Ensemble, la partie de la taxe liée au CO2 et celle liée à l’énergie formeront le taux de taxation d’un produit donné. Les États membres auront la liberté de fixer leurs propres taux au-delà des taux minimaux imposés par l’UE et de concevoir leur propre structure de taxation: ils pourraient par exemple décider de n’augmenter que la partie de la taxe liée au contenu énergétique au-delà du taux minimal et non la partie liée au CO2, ou inversement. Toutefois, dans ce cas, les mêmes taux et la même structure doivent s’appliquer à tous les produits utilisés à la même fin (carburant ou combustible).

Grâce à de longues périodes de transition pour l’harmonisation de la taxation liée au contenu énergétique, qui s’achèveront en 2023, les secteurs économiques auront le temps de s’adapter au nouveau régime fiscal.

Quel est le champ d'application de la proposition?

La partie de la taxe liée au contenu énergétique s’appliquera à l’ensemble des carburants et des combustibles utilisés pour les transports et la production de chaleur. Les utilisations de produits énergétiques à des fins autres que celles de carburant ou de combustible resteront en dehors du champ d'application de la taxation de l'énergie, comme c'est le cas actuellement (par exemple, les procédés métallurgiques).
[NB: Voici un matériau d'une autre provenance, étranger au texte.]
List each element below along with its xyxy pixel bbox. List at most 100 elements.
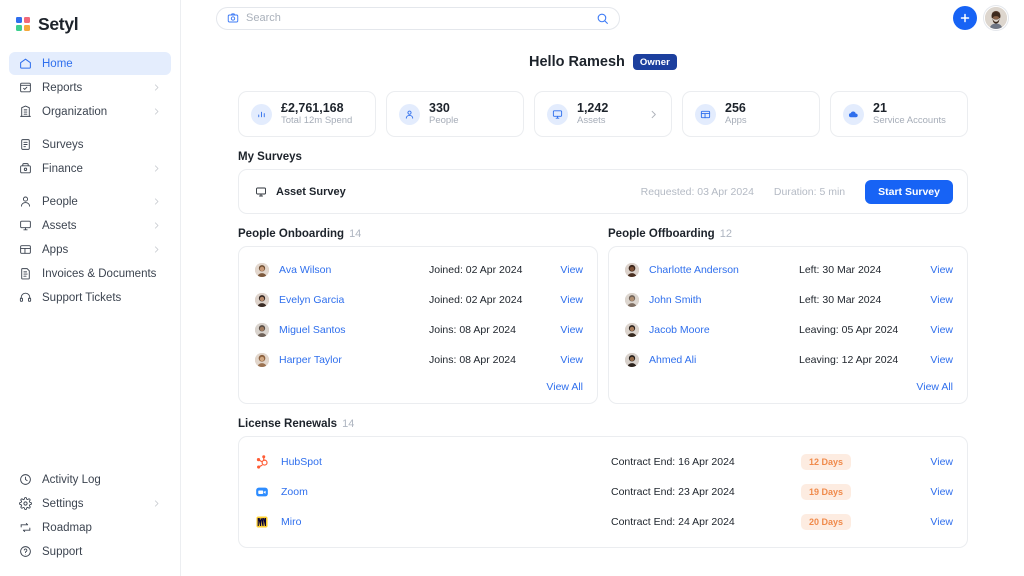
survey-name: Asset Survey [276, 186, 346, 198]
sidebar-item-support-tickets[interactable]: Support Tickets [9, 286, 171, 309]
stat-label: People [429, 115, 511, 127]
view-link[interactable]: View [560, 354, 583, 366]
list-item[interactable]: Ava Wilson Joined: 02 Apr 2024 View [239, 255, 597, 285]
stat-label: Service Accounts [873, 115, 955, 127]
section-header-licenses: License Renewals 14 [238, 418, 968, 430]
sidebar-item-label: Organization [42, 106, 152, 118]
chevron-right-icon [152, 499, 162, 509]
view-link[interactable]: View [930, 486, 953, 498]
add-button[interactable] [953, 6, 977, 30]
view-link[interactable]: View [560, 294, 583, 306]
sidebar-item-label: Assets [42, 220, 152, 232]
avatar [625, 263, 639, 277]
section-title: License Renewals [238, 418, 337, 430]
greeting-text: Hello Ramesh [529, 54, 625, 70]
search-input[interactable] [246, 12, 596, 24]
view-link[interactable]: View [930, 456, 953, 468]
sidebar-item-assets[interactable]: Assets [9, 214, 171, 237]
person-date: Joins: 08 Apr 2024 [429, 324, 560, 336]
sidebar-item-home[interactable]: Home [9, 52, 171, 75]
sidebar-item-finance[interactable]: Finance [9, 157, 171, 180]
stat-card-apps[interactable]: 256 Apps [682, 91, 820, 137]
sidebar-item-label: Settings [42, 498, 152, 510]
stat-card-assets[interactable]: 1,242 Assets [534, 91, 672, 137]
person-name-link[interactable]: Ahmed Ali [649, 354, 799, 366]
stat-card-people[interactable]: 330 People [386, 91, 524, 137]
brand-name: Setyl [38, 14, 78, 35]
avatar [255, 263, 269, 277]
list-item[interactable]: Charlotte Anderson Left: 30 Mar 2024 Vie… [609, 255, 967, 285]
list-item[interactable]: Miguel Santos Joins: 08 Apr 2024 View [239, 315, 597, 345]
app-name-link[interactable]: Zoom [281, 486, 611, 498]
stat-value: 330 [429, 101, 511, 115]
user-avatar[interactable] [984, 6, 1008, 30]
view-link[interactable]: View [930, 516, 953, 528]
setyl-logo-icon [16, 17, 31, 32]
table-row[interactable]: Zoom Contract End: 23 Apr 2024 19 Days V… [239, 477, 967, 507]
sidebar-item-invoices-documents[interactable]: Invoices & Documents [9, 262, 171, 285]
table-row[interactable]: HubSpot Contract End: 16 Apr 2024 12 Day… [239, 447, 967, 477]
sidebar-item-label: Roadmap [42, 522, 162, 534]
survey-duration: Duration: 5 min [774, 186, 845, 198]
view-link[interactable]: View [930, 294, 953, 306]
contract-end-date: Contract End: 16 Apr 2024 [611, 456, 801, 468]
list-item[interactable]: Jacob Moore Leaving: 05 Apr 2024 View [609, 315, 967, 345]
zoom-icon [255, 485, 269, 499]
sidebar: Setyl Home Reports [0, 0, 181, 576]
sidebar-item-apps[interactable]: Apps [9, 238, 171, 261]
person-name-link[interactable]: Miguel Santos [279, 324, 429, 336]
search-icon[interactable] [596, 12, 609, 25]
chevron-right-icon[interactable] [648, 109, 659, 120]
sidebar-item-people[interactable]: People [9, 190, 171, 213]
view-link[interactable]: View [560, 264, 583, 276]
person-name-link[interactable]: Harper Taylor [279, 354, 429, 366]
survey-row[interactable]: Asset Survey Requested: 03 Apr 2024 Dura… [239, 170, 967, 213]
list-item[interactable]: Ahmed Ali Leaving: 12 Apr 2024 View [609, 345, 967, 375]
app-name-link[interactable]: HubSpot [281, 456, 611, 468]
avatar [625, 323, 639, 337]
view-all-link[interactable]: View All [916, 381, 953, 393]
app-name-link[interactable]: Miro [281, 516, 611, 528]
monitor-icon [255, 186, 267, 198]
search-bar[interactable] [216, 7, 620, 30]
person-name-link[interactable]: Jacob Moore [649, 324, 799, 336]
list-item[interactable]: John Smith Left: 30 Mar 2024 View [609, 285, 967, 315]
sidebar-item-settings[interactable]: Settings [9, 492, 171, 515]
sidebar-item-organization[interactable]: Organization [9, 100, 171, 123]
section-title: People Onboarding [238, 228, 344, 240]
view-link[interactable]: View [930, 324, 953, 336]
stat-label: Assets [577, 115, 648, 127]
section-count: 14 [342, 418, 354, 430]
list-item[interactable]: Evelyn Garcia Joined: 02 Apr 2024 View [239, 285, 597, 315]
surveys-panel: Asset Survey Requested: 03 Apr 2024 Dura… [238, 169, 968, 214]
person-date: Left: 30 Mar 2024 [799, 294, 930, 306]
table-row[interactable]: Miro Contract End: 24 Apr 2024 20 Days V… [239, 507, 967, 537]
sidebar-item-support[interactable]: Support [9, 540, 171, 563]
person-date: Left: 30 Mar 2024 [799, 264, 930, 276]
sidebar-item-activity-log[interactable]: Activity Log [9, 468, 171, 491]
list-item[interactable]: Harper Taylor Joins: 08 Apr 2024 View [239, 345, 597, 375]
person-name-link[interactable]: Ava Wilson [279, 264, 429, 276]
brand-logo[interactable]: Setyl [0, 0, 180, 36]
support-icon [18, 545, 32, 559]
sidebar-item-surveys[interactable]: Surveys [9, 133, 171, 156]
sidebar-item-roadmap[interactable]: Roadmap [9, 516, 171, 539]
start-survey-button[interactable]: Start Survey [865, 180, 953, 204]
organization-icon [18, 105, 32, 119]
stat-card-service-accounts[interactable]: 21 Service Accounts [830, 91, 968, 137]
person-name-link[interactable]: Evelyn Garcia [279, 294, 429, 306]
view-link[interactable]: View [560, 324, 583, 336]
chevron-right-icon [152, 197, 162, 207]
roadmap-icon [18, 521, 32, 535]
view-link[interactable]: View [930, 264, 953, 276]
nav-group-main: Home Reports Organization [0, 52, 180, 123]
view-all-link[interactable]: View All [546, 381, 583, 393]
app-root: Setyl Home Reports [0, 0, 1024, 576]
sidebar-item-reports[interactable]: Reports [9, 76, 171, 99]
person-icon [399, 104, 420, 125]
avatar [255, 353, 269, 367]
stat-card-total-spend[interactable]: £2,761,168 Total 12m Spend [238, 91, 376, 137]
view-link[interactable]: View [930, 354, 953, 366]
person-name-link[interactable]: Charlotte Anderson [649, 264, 799, 276]
person-name-link[interactable]: John Smith [649, 294, 799, 306]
La partie de la taxe liée au CO2 viendra compléter le SEQE, en s’appliquant aux secteurs qui ne relèvent pas de ce dernier (transports, ménages, agriculture et petites industries). Ainsi, toutes les émissions provenant des installations industrielles seront soumises à un signal de prix lié au CO2.

Pourquoi maintenant?

Plusieurs facteurs expliquent pourquoi le moment est opportun pour que la Commission présente cette proposition. Tout d’abord, à l'heure où les États membres sont en train de concevoir et de mettre en œuvre les stratégies devant leur permettre d’atteindre les objectifs de l’UE fixés pour la période 2013-2020 en matière d’énergie et de lutte contre le changement climatique, la proposition apporte une réponse claire à la question du rôle que les taxes sont susceptibles de jouer. Ensuite, la directive révisée sur la taxation de l’énergie est conçue pour compléter la troisième phase du SEQE de l’UE (2013-2020), dans laquelle un plafond global sera fixé pour l’UE et l'attribution de quotas sera remplacée par la mise aux enchères. Il est donc urgent de présenter sans attendre une proposition, pour que le Parlement et le Conseil disposent du temps nécessaire pour l’adopter.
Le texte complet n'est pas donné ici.